Employer groups, including the Chamber of Commerce and the National Federation of Independent Business (NFIB), also worry CLASS will increase deficits and create new problems for both workers and employers.
Employers will feel mounting pressure to join CLASS under the deceptive campaign mounted by liberal advocacy groups and the Obama administration. To boost enrollment in CLASS, the law forces participating employers to auto-enroll all workers between 18 and 64—unless a worker opts out through a process yet to be specified by the federal government.
In other words, an employer can not auto-enroll just one worker—even if only one worker wants to participate. The company must withhold premiums from every worker’s paycheck, and these monthly premiums could run as high as $240 per month according to Medicare’s chief actuary.
Participating employers will spend significant time and resources processing paperwork, answering questions and dealing with new administrative hassles. Making matters worse, the law provides no refund for unsatisfied workers who will be auto-enrolled without their affirmative consent and want to leave immediately. Instead, the law forces employers to continue taking premiums from the worker’s paycheck until an annual disenrollment period—again yet to be specified by the federal government.
Workers and employers will also suffer because CLASS creates a new unfunded entitlement. This new hole in the federal budget will make it harder for Congress to address the looming bankruptcy of Medicare and weaken our economy.
Instead of setting money from CLASS premiums aside solely for promised benefits, politicians used the money to pay for other parts of the new health law. Writers of the law merely put an IOU in a new government trust fund. Taxpayers will be on the hook for promised benefits because Congress has already spent the money from expected premiums. Americans will also be required to repay these IOUs in the form of higher taxes.
To pass CLASS, liberal advocacy groups insisted the program would remain “voluntary,” “self-funded” and “actuarially sound.” Now that CLASS is federal law, these liberal advocacy groups agree with the Medicare Actuary, the Congressional Budget Office and the American Academy of Actuaries. They concede that CLASS will likely collapse under its current design and urge Congress to “make CLASS participation mandatory, just as it has done with health insurance.” They also argue for a taxpayer bailout from general revenues to save the program—before it even begins.
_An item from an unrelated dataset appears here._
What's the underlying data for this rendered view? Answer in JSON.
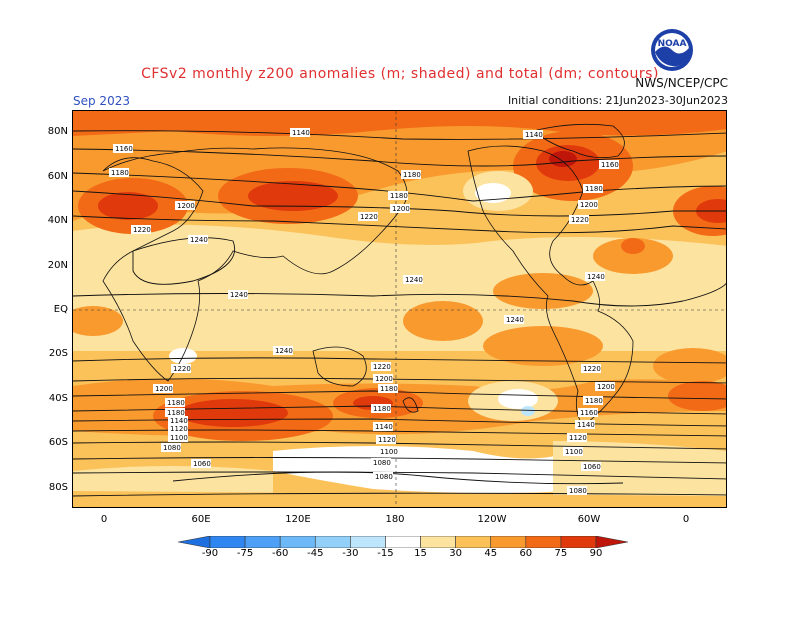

These coercive solutions directly harm workers and employers: If CLASS becomes mandatory, employers will be forced to deduct CLASS premiums from all workers and Washington will spend this money on other programs. If CLASS receives a taxpayer bailout with general revenues, Washington will need more tax revenue and place new burdens on workers and small businesses.
To protect American jobs, leaders from both parties should step back and reexamine CLASS before implementation. I introduced the Fiscal Responsibility and Retirement Security Act (H.R. 5853) to ensure the program will not begin if it will fail.
Letter Supporting H.R. 5853, the “Fiscal Responsibility
H.R. 5853: Fiscal Responsibility and Retirement Security Act
The bill would require the Medicare Actuary to report to Congress on the fiscal solvency of the administration’s CLASS final plan and require Congress to vote before it may be implemented. It would also sunset CLASS in the first year the Medicare Actuary finds it unsound over a 75-year period and provide a refund to those who paid into the new government trust fund established for CLASS.
Congress behaved recklessly when it used CLASS as a budget gimmick for an unpopular, massive health law. Our children and grandchildren cannot afford another unfunded entitlement program with unsound finances.